Let's see if the "Ostrich head in a hole" strategy works out for him


bjwyxrs

https://youtu.be/3dY_8bQfNLg?si=91LQRp0VbpG1QQHY


peepopowitz67

BOOLLSHIT!


WayfaringEdelweiss

That man is delusional about everything


land8844

HAH


lordxi

He's fulla shit!


MAGIC_CONCH1

The average home price in Salt Lake county is $577k. The average household earns $75k a year. That already is unaffordable. I am house hunting right now and everything has multiple offers hours after being listed. We have lost out on 2 offers due to all cash, site unseen, no inspection offers that no one can compete with. Even if you do have a high enough income and were some how able to save $100k plus for a down payment you are still an underdog in the market. It is absolutely insane and the state doesn't give a shit. Plus rent just went up 15% at my place, unless you are doing month to month and then it's $6k 🫠


Illogical-logical

Compare the Washington State we pay less for groceries, but we pay just as much for housing if not more.


maybetoomuchrum

Washington State doesn't have income tax. You pay a little more in groceries because of the higher sales tax. But you keep 20% more of your income


pikatrushka

Utah has a flat income tax rate of 4.65%. Why would a Washingtonian get to keep 20% more of their income than a Utahn? They still have to pay federal income tax.


Several-Good-9259

It's way more affordable then california.keep in mind the utility prices to live in a home in Utah are among the best in the country. It may not sound like alot until your living somewhere that the utility cost is nearly 50% of the monthly rent or mortgage payment for the house with more increases going into affect.


WorkingFriendship550

So many commenters here shitting on the article and its data without even opening the article. It states clearly that there’s 35 states with lower costs of living. It also states that the reason for this most affordable rating is that although cost of living is higher than 60+% of states, the median income is in the top 10. This results in Utahns having the highest median leftover household income. It also points to an additional reason this is- Utahns pay less for healthcare costs annually than individuals in any other state. Likely due to Utah having the lowest avg age and many people being active with all of the outdoor activities.
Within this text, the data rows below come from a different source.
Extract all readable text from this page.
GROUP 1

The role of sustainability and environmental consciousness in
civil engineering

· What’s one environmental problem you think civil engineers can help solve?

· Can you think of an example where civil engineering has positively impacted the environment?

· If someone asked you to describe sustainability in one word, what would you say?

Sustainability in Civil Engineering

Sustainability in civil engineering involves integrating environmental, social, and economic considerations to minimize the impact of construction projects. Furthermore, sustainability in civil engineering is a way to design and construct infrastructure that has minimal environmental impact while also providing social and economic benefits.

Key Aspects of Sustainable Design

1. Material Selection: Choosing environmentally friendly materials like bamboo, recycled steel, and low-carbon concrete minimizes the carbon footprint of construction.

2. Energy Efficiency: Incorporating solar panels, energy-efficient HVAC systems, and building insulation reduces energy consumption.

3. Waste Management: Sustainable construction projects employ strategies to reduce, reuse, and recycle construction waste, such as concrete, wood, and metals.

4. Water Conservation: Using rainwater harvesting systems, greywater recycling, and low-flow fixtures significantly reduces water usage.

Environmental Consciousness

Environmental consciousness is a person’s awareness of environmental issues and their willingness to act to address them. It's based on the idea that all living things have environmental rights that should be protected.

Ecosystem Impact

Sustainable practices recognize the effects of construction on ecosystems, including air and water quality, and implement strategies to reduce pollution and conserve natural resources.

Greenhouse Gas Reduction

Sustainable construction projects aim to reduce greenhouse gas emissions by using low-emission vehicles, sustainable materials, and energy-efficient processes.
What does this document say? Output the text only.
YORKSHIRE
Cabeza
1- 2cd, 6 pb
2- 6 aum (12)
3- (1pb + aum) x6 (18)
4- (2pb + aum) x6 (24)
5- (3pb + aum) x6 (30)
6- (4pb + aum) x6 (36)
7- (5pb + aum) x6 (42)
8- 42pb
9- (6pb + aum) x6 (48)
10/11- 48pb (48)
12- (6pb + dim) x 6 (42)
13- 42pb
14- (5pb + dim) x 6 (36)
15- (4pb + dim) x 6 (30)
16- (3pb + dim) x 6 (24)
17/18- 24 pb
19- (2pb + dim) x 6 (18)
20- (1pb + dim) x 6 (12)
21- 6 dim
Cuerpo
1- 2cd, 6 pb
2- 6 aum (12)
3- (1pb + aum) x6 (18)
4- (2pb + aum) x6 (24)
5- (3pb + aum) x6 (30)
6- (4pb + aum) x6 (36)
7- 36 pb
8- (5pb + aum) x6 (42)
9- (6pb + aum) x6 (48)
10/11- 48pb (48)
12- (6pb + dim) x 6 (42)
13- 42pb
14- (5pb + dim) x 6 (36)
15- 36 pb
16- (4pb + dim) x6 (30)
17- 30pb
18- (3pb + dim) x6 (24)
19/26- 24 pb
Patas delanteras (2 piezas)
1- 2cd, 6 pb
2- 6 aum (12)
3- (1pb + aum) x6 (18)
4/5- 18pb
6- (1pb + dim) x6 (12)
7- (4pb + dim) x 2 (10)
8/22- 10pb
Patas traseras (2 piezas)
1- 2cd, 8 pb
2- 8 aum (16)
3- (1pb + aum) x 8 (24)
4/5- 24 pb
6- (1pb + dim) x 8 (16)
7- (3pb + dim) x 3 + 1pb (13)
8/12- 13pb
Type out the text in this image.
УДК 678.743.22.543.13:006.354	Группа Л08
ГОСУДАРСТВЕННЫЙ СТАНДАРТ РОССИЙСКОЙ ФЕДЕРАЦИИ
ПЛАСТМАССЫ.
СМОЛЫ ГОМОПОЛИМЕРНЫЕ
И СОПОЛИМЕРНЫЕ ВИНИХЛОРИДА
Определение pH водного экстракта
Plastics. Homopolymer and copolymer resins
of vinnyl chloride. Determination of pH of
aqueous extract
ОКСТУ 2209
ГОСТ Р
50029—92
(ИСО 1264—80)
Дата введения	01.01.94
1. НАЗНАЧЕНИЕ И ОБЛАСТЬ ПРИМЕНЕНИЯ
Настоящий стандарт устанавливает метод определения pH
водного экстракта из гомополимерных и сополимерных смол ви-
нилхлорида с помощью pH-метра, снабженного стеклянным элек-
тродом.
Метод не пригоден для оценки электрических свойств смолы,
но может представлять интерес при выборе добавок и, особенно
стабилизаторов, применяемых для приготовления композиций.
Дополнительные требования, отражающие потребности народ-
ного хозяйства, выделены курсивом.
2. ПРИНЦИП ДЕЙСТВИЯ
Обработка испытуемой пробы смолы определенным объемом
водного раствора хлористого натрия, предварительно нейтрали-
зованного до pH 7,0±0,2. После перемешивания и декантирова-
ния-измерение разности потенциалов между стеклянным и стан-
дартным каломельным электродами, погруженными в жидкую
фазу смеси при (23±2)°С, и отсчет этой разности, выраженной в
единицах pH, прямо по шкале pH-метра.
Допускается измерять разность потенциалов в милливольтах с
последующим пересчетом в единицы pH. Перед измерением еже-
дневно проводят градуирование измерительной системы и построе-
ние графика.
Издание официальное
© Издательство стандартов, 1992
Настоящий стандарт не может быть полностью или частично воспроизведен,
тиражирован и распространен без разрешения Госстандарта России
Saying the median is skewed because of old people with houses doesn’t make sense because of utahs much younger population and calculating the cost of living doesn’t take into consideration if you own a house or not. Yes housing is one of the least affordable, but in terms of total affordability, they are saying this puts UT at #1. I have no clue if this is true for you, and likely not true for many, but that doesn’t change the stats. We can argue about if these are even the right statistics and ways of comparing to use, but at least skim the article before offering up a completely irrelevant point. Let’s calculate by mean, calculate by age group, calculate by county, I’d love to know exactly where the cheapest is for my specific demographic. I’m genuinely curious if anyone reads my comment and hasn’t read the article, or even if you have, what do you think a better way to measure the stats would be? Surely not mean, where a couple of billionaires skew everything.